Tabii ki önemli olan OHAL bittikten sonra alınacak koruyucu önlemler. İspanya, tipik bir Akdeniz ülkesi; sosyal kodları çok yerleşik, kalabalık eğlenmeyi, birlikte hareket etmeyi çok seven, sosyal hayatın büyük kısmını sokakta yaşayan bir toplum.
"Normal hayat"a dönüş sırasında alınacak önlemlere göre vakaların nasıl ilerleyeceği büyük önem taşıyor. Ekonomiyi harekete geçirmek için normale dönüş istenmekle birlikte bunu aşamalandırarak yapılması üzerine çalışmalar sürüyor. Halkın ikinci dalga bir yayılma konusunda korkusu var.
- Hayatın ne zaman normale döneceği ile ilgili hiçbir açıklama var mı peki?
OHAL 26 Nisan’a dek sürecek, devamında 2 hafta daha uzatılması için hükümet parlamento ile pazarlık halinde. Son paylaşılan bilgi okulların Mayıs ayı ortalarında tekrar açılacağı yönünde ancak şu an çok mümkün görünmüyor. Yaklaşmakta olan yaz mevsimi için yurt içi turizmi limitli olarak açılacak haberleri okuyoruz. Beraberinde virüsün sonbaharda ikinci bir dalgası olur mu korkularını da duyuyoruz.

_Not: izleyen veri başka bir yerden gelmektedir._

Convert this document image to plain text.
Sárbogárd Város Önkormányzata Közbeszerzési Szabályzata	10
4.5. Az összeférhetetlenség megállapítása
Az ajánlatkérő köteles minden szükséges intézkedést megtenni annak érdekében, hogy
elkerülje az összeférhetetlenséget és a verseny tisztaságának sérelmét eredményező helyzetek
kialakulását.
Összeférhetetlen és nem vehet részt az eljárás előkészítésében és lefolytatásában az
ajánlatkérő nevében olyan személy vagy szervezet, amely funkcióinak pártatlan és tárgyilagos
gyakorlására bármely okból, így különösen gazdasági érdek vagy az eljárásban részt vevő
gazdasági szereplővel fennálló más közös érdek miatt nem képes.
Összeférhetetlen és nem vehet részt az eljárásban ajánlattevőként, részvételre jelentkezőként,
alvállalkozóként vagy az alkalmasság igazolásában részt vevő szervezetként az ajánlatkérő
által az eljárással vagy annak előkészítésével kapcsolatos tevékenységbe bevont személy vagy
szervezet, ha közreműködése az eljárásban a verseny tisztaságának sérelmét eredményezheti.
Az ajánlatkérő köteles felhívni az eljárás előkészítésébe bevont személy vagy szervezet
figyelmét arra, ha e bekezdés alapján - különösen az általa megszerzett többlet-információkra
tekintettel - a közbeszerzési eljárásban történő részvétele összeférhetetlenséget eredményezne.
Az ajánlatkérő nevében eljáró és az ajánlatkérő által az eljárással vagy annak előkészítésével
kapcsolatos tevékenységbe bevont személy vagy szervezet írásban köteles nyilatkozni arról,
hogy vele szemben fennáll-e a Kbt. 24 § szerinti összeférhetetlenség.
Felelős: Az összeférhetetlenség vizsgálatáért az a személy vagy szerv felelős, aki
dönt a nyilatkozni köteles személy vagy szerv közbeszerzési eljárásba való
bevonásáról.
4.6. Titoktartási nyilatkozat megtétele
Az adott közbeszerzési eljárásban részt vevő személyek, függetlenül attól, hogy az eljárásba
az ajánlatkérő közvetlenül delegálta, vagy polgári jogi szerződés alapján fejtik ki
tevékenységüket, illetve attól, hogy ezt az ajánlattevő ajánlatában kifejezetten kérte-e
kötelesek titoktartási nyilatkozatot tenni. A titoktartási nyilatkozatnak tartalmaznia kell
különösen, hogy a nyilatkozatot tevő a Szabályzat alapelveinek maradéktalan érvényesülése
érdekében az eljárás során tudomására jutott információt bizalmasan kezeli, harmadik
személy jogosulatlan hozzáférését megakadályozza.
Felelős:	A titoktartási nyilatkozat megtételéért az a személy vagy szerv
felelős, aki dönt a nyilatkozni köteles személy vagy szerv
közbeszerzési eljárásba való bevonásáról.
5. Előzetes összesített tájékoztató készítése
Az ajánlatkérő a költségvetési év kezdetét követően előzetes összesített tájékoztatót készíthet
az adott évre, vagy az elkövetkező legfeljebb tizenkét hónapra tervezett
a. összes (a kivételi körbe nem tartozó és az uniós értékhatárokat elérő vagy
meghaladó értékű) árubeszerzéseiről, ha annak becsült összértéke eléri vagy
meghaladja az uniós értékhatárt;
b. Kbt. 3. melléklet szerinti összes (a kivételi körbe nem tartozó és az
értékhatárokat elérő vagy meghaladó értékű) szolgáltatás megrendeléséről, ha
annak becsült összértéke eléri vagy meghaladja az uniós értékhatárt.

- İtalya’dan hep böyle moral veren dans, şarkı videoları geliyordu. İspanya’da durum nasıl?
Kendi balkonumdan görebildiğim kadarıyla komşular arası sosyalleşme her akşam saat 20:00’de sağlık sektörü çalışanlarını alkışlamayla başlıyor, devamında bazen marşlar çalınıyor, bazen de dans müziklerine eşlik ediliyor. Balkonlarda, camlarda komşuluk ilişkisi geliştirme, ufak tefek sohbetler görüyoruz.